# cnfast architecture

This document explains how `cnfast` turns a list of class values into a merged Tailwind class string, and why each layer is built the way it is. It targets contributors who want to change the hot paths without regressing speed or output parity. Read it top to bottom once; after that, each section stands alone as a reference.

`cnfast` is a dependency-free replacement for `clsx` plus `tailwind-merge` behind a single `cn` function. It matches their combined output exactly while running the uncached merge engine about 3.1x faster on the benchmark corpus. The speed comes from caching, integer interning, and allocation-free data structures, not from cutting features.

## Design principles

These principles decide most trade-offs in the codebase. When a change helps one and hurts another, the order below breaks the tie.

- **Match `clsx` and `tailwind-merge` output exactly**: parity is the contract.

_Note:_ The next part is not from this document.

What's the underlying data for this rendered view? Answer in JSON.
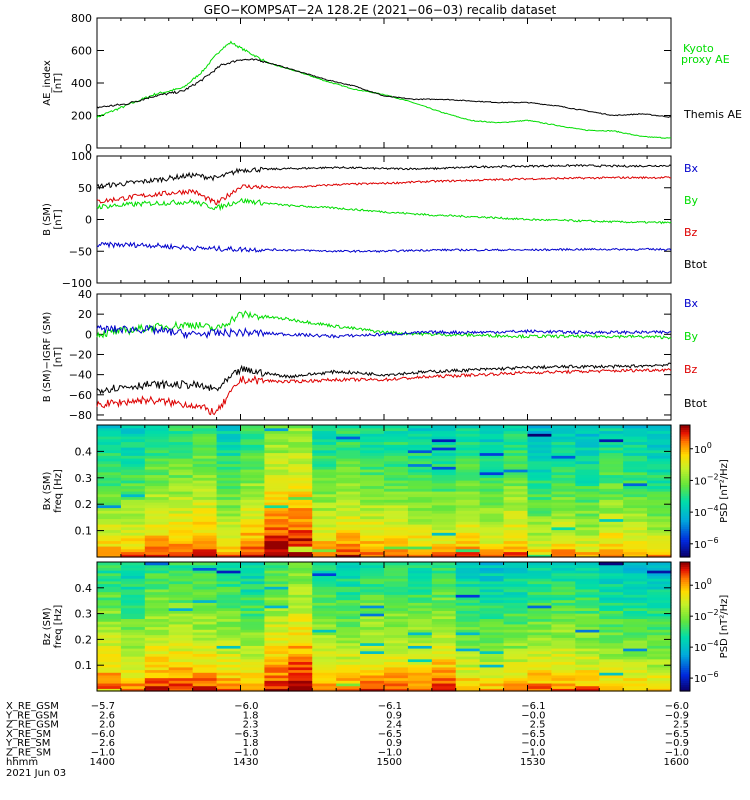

A differential fuzz test compares `cn` against the real libraries on random input, so any divergence fails the suite.
- **Do the expensive work once, then cache it**: parsing a token, finding its class group, and computing its conflicts are deterministic. `cnfast` memoizes that result per token and reuses it across every call.
- **Allocate nothing on the hot path**: object literals, arrays, and `Set` instances created per call dominate the cost of a fast function. The merge loop reuses buffers and integer indices instead.
- **Keep object shapes monomorphic**: V8 optimizes call sites that always read the same object shape. Every parse and descriptor result flows through one factory with identical key order.
- **Stay dependency-free and tree-shakeable**: the `cn` bundle includes only the code it references. The bundler excludes anything a caller doesn’t import.

## How cn resolves a class string

`cn` is the composition of two independent layers: a join step and a merge step. The join step flattens your arguments into one space-separated string. The merge step removes Tailwind classes that conflict, keeping the last one.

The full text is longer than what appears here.